Many of his other songs are based on real characters, and his research into their backgrounds and histories often formed the basis of his writing for this fact based material. 

Elephant Man

 is about Joseph Merrick who he imagined finding a female companion to share his life. 

The Ballad Of Willie Sutton

 concerns the bank robber who died in 1980. He was an Irish American who became a bank robber of repute (Making number 11 on the inaugural Ten Most Wanted FBI list). It recounts the part of his life and times preceding his release from Attica State prison on parole on Christmas Eve 1969. Romanoff incorporates much of this detail in his incisive writing. He writes both solo and with a co-writer. Many on the most recent album are written with Crit Harmon.

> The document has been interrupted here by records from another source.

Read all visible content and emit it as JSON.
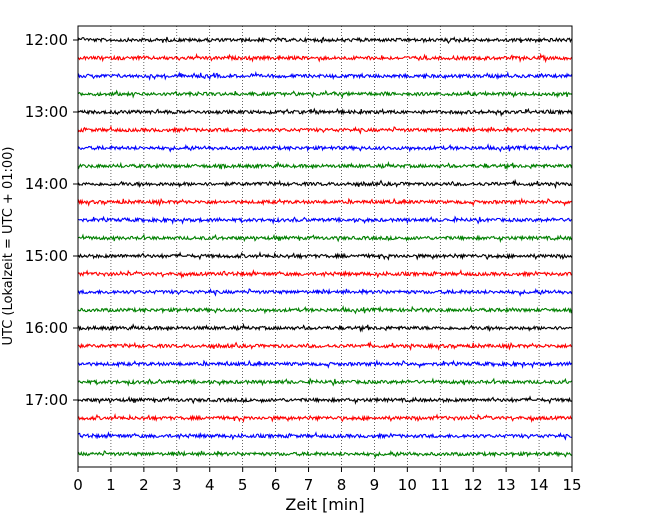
{
  "chart_data": {
    "type": "line",
    "xlabel": "Zeit  [min]",
    "ylabel": "UTC (Lokalzeit = UTC + 01:00)",
    "xlim": [
      0,
      15
    ],
    "x_ticks": [
      "0",
      "1",
      "2",
      "3",
      "4",
      "5",
      "6",
      "7",
      "8",
      "9",
      "10",
      "11",
      "12",
      "13",
      "14",
      "15"
    ],
    "y_ticks": [
      "12:00",
      "13:00",
      "14:00",
      "15:00",
      "16:00",
      "17:00"
    ],
    "grid": "vertical-dotted",
    "trace_interval_min": 15,
    "trace_start": "12:00",
    "trace_count": 24,
    "trace_colors": [
      "#000000",
      "#ff0000",
      "#0000ff",
      "#008000"
    ]
  }
}
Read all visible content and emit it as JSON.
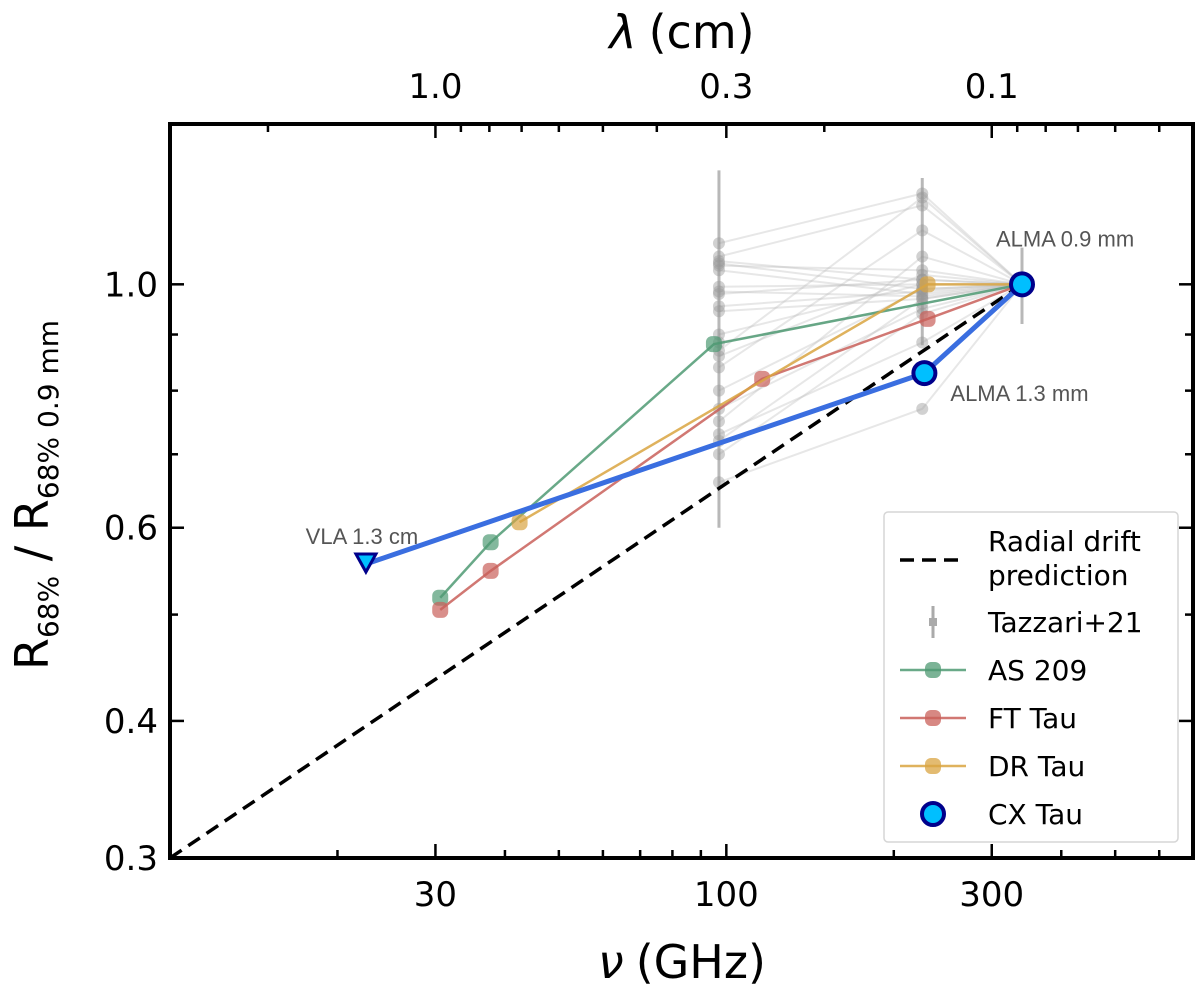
{
  "chart_data": {
    "type": "line",
    "title": "",
    "xlabel": "ν (GHz)",
    "xlabel_symbol": "ν",
    "xlabel_unit": "(GHz)",
    "ylabel": "R68% / R68% 0.9 mm",
    "ylabel_parts": {
      "main": "R",
      "sub1": "68%",
      "slash": " / R",
      "sub2": "68% 0.9 mm"
    },
    "top_xlabel": "λ (cm)",
    "top_xlabel_symbol": "λ",
    "top_xlabel_unit": "(cm)",
    "xscale": "log",
    "yscale": "log",
    "xlim": [
      10,
      690
    ],
    "ylim": [
      0.3,
      1.4
    ],
    "grid": false,
    "x_ticks": [
      {
        "value": 30,
        "label": "30"
      },
      {
        "value": 100,
        "label": "100"
      },
      {
        "value": 300,
        "label": "300"
      }
    ],
    "x_minor_ticks": [
      20,
      40,
      50,
      60,
      70,
      80,
      90,
      200,
      400,
      500,
      600
    ],
    "y_ticks": [
      {
        "value": 0.3,
        "label": "0.3"
      },
      {
        "value": 0.4,
        "label": "0.4"
      },
      {
        "value": 0.6,
        "label": "0.6"
      },
      {
        "value": 1.0,
        "label": "1.0"
      }
    ],
    "y_minor_ticks": [
      0.5,
      0.7,
      0.8,
      0.9
    ],
    "top_x_ticks": [
      {
        "value_cm": 1.0,
        "label": "1.0"
      },
      {
        "value_cm": 0.3,
        "label": "0.3"
      },
      {
        "value_cm": 0.1,
        "label": "0.1"
      }
    ],
    "top_x_minor_ticks_cm": [
      2.0,
      0.9,
      0.8,
      0.7,
      0.6,
      0.5,
      0.4,
      0.2,
      0.09,
      0.08,
      0.07,
      0.06,
      0.05
    ],
    "legend_position": "lower-right",
    "legend": [
      {
        "label": "Radial drift\nprediction",
        "line1": "Radial drift",
        "line2": "prediction",
        "style": "dashed",
        "color": "#000000"
      },
      {
        "label": "Tazzari+21",
        "style": "errorbar",
        "color": "#aaaaaa"
      },
      {
        "label": "AS 209",
        "style": "line-marker",
        "color": "#4f9a73"
      },
      {
        "label": "FT Tau",
        "style": "line-marker",
        "color": "#c9605a"
      },
      {
        "label": "DR Tau",
        "style": "line-marker",
        "color": "#d9a441"
      },
      {
        "label": "CX Tau",
        "style": "marker",
        "color": "#00bfff",
        "edge": "#00008b"
      }
    ],
    "series": [
      {
        "name": "Radial drift prediction",
        "type": "dashed-line",
        "color": "#000000",
        "x": [
          10,
          340
        ],
        "y": [
          0.3,
          1.0
        ]
      },
      {
        "name": "AS 209",
        "color": "#4f9a73",
        "x": [
          30.6,
          37.7,
          95,
          340
        ],
        "y": [
          0.518,
          0.582,
          0.882,
          1.0
        ]
      },
      {
        "name": "FT Tau",
        "color": "#c9605a",
        "x": [
          30.6,
          37.7,
          116,
          230,
          340
        ],
        "y": [
          0.505,
          0.548,
          0.82,
          0.93,
          1.0
        ]
      },
      {
        "name": "DR Tau",
        "color": "#d9a441",
        "x": [
          42.5,
          230,
          340
        ],
        "y": [
          0.607,
          1.0,
          1.0
        ]
      },
      {
        "name": "CX Tau",
        "color": "#3a6ee0",
        "marker_fill": "#00bfff",
        "marker_edge": "#00008b",
        "points": [
          {
            "x": 22.5,
            "y": 0.556,
            "marker": "triangle-down",
            "label": "VLA 1.3 cm",
            "upper_limit": true
          },
          {
            "x": 227,
            "y": 0.83,
            "marker": "circle",
            "label": "ALMA 1.3 mm"
          },
          {
            "x": 340,
            "y": 1.0,
            "marker": "circle",
            "label": "ALMA 0.9 mm"
          }
        ]
      }
    ],
    "tazzari": {
      "name": "Tazzari+21",
      "color": "#999999",
      "x_band3": 97,
      "x_band6": 225,
      "x_band7": 340,
      "errorbars": [
        {
          "x": 97,
          "ylow": 0.6,
          "yhigh": 1.27
        },
        {
          "x": 225,
          "ylow": 0.88,
          "yhigh": 1.25
        },
        {
          "x": 340,
          "ylow": 0.92,
          "yhigh": 1.08
        }
      ],
      "tracks": [
        {
          "y3": 1.09,
          "y6": 1.21
        },
        {
          "y3": 1.06,
          "y6": 1.18
        },
        {
          "y3": 1.05,
          "y6": 1.01
        },
        {
          "y3": 1.045,
          "y6": 0.99
        },
        {
          "y3": 1.04,
          "y6": 1.03
        },
        {
          "y3": 1.03,
          "y6": 0.98
        },
        {
          "y3": 0.995,
          "y6": 1.0
        },
        {
          "y3": 0.985,
          "y6": 0.975
        },
        {
          "y3": 0.98,
          "y6": 1.01
        },
        {
          "y3": 0.955,
          "y6": 0.985
        },
        {
          "y3": 0.945,
          "y6": 0.97
        },
        {
          "y3": 0.9,
          "y6": 1.0
        },
        {
          "y3": 0.885,
          "y6": 0.96
        },
        {
          "y3": 0.87,
          "y6": 1.2
        },
        {
          "y3": 0.86,
          "y6": 1.02
        },
        {
          "y3": 0.84,
          "y6": 1.12
        },
        {
          "y3": 0.8,
          "y6": 0.99
        },
        {
          "y3": 0.77,
          "y6": 0.95
        },
        {
          "y3": 0.75,
          "y6": 1.06
        },
        {
          "y3": 0.73,
          "y6": 0.885
        },
        {
          "y3": 0.72,
          "y6": 0.97
        },
        {
          "y3": 0.7,
          "y6": 0.94
        },
        {
          "y3": 0.66,
          "y6": 0.77
        }
      ]
    }
  }
}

Romanoff also tells the audience that he only really started to become a writer after the age of 40 and never really thought of himself as a singer, recalling that his (adoption) father was tone deaf and he considered himself the same. He humorously noted that he was advised that it might be best if he mouthed the words of the songs

, by the leader of his school choir. However Romanoff is a much improved singer now and able to deliver his songs with a certain conviction. He would never consider himself a great vocalist but, similar to singers like John Prine, one who is able to deliver the song despite any limitation of his vocal range.

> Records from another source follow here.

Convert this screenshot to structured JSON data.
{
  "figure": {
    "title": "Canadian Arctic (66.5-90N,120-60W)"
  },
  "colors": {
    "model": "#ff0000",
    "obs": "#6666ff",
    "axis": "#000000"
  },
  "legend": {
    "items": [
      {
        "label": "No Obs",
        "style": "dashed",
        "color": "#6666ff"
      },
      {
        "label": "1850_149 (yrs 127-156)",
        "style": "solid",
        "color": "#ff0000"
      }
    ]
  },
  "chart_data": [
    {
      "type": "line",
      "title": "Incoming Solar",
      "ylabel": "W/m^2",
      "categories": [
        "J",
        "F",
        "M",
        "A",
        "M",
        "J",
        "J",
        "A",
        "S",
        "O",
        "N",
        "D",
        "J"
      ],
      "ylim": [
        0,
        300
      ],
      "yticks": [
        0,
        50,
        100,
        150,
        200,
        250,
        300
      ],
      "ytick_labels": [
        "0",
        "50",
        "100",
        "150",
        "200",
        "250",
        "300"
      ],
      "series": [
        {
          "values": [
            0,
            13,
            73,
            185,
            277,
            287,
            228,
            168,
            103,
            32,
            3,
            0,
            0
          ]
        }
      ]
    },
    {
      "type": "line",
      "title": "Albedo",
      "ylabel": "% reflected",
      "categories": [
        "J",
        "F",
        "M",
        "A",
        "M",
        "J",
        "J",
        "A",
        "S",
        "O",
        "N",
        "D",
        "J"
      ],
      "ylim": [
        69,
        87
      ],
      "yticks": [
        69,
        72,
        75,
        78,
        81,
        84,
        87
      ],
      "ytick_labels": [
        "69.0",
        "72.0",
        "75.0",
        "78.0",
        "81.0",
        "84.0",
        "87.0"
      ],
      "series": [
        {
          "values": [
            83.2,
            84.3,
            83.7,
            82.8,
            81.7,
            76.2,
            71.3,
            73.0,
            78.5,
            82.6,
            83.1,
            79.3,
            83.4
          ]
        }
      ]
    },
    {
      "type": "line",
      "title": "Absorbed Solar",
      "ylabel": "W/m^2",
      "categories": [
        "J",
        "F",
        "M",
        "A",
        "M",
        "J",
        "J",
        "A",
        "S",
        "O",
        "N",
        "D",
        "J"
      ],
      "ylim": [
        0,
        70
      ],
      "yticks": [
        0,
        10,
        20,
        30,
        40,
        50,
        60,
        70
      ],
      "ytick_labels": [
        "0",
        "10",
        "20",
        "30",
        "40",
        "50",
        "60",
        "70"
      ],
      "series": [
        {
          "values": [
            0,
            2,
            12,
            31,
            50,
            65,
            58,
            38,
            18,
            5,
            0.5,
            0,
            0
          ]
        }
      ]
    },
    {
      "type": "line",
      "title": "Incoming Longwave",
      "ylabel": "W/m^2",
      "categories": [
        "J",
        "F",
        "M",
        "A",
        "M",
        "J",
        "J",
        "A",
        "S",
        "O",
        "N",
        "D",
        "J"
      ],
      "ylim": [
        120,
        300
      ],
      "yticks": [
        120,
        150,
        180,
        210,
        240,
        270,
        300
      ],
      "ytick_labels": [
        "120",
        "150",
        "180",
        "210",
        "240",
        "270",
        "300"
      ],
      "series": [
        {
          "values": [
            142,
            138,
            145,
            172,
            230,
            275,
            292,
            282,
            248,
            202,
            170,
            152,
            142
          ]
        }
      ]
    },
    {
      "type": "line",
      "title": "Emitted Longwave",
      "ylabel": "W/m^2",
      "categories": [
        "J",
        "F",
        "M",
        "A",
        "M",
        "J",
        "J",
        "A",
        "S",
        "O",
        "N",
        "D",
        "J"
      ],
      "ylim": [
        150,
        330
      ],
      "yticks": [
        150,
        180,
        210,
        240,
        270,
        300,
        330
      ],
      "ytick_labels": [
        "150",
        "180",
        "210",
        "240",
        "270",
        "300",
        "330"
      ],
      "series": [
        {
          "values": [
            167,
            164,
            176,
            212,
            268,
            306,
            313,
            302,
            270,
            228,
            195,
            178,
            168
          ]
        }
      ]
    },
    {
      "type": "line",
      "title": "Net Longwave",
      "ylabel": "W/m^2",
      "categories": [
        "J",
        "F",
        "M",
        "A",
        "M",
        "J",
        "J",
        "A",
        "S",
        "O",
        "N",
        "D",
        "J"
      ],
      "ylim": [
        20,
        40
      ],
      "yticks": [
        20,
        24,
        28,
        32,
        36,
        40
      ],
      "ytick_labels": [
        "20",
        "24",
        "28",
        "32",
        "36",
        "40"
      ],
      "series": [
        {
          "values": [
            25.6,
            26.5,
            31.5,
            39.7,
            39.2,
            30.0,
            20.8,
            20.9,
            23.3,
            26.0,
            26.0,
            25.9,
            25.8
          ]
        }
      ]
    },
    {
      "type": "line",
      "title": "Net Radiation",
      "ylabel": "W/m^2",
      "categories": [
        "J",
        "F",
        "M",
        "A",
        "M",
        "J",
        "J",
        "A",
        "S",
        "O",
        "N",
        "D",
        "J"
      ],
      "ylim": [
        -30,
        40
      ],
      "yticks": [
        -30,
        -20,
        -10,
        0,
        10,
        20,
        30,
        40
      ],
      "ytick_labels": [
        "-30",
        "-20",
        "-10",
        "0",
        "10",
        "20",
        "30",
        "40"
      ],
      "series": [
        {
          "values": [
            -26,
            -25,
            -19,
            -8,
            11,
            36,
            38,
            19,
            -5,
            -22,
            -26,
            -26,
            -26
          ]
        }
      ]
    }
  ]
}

Playing acoustic guitar and sometimes adding a beat with a foot pedal he blends this with the atmospheric guitar of Barnes to create something that is effective and entertaining. Barnes played a couple of full on solos that enhanced the dynamic of the offering. Humour is ever present despite his noting that many of these songs hit the down elevator in terms of mood, but do so within the realm of optimism. Luan Parle joined the duo onstage, adding her exquisite vocals to several songs including a version of Springsteen’s 

I’m On Fire

 sung by Clive. For a couple of numbers Romanoff also calls folk-singer Peter Doran to the stage and they all join in on 

Blue Boulevard (Na Na Na)

Romanoff was called back by the small but attentive audience for a two song encore. The first solo then he was joined by Barnes on his big silver Gretch for the final songs which also saw Parle and Dorian returning on the stage to end a satisfying night.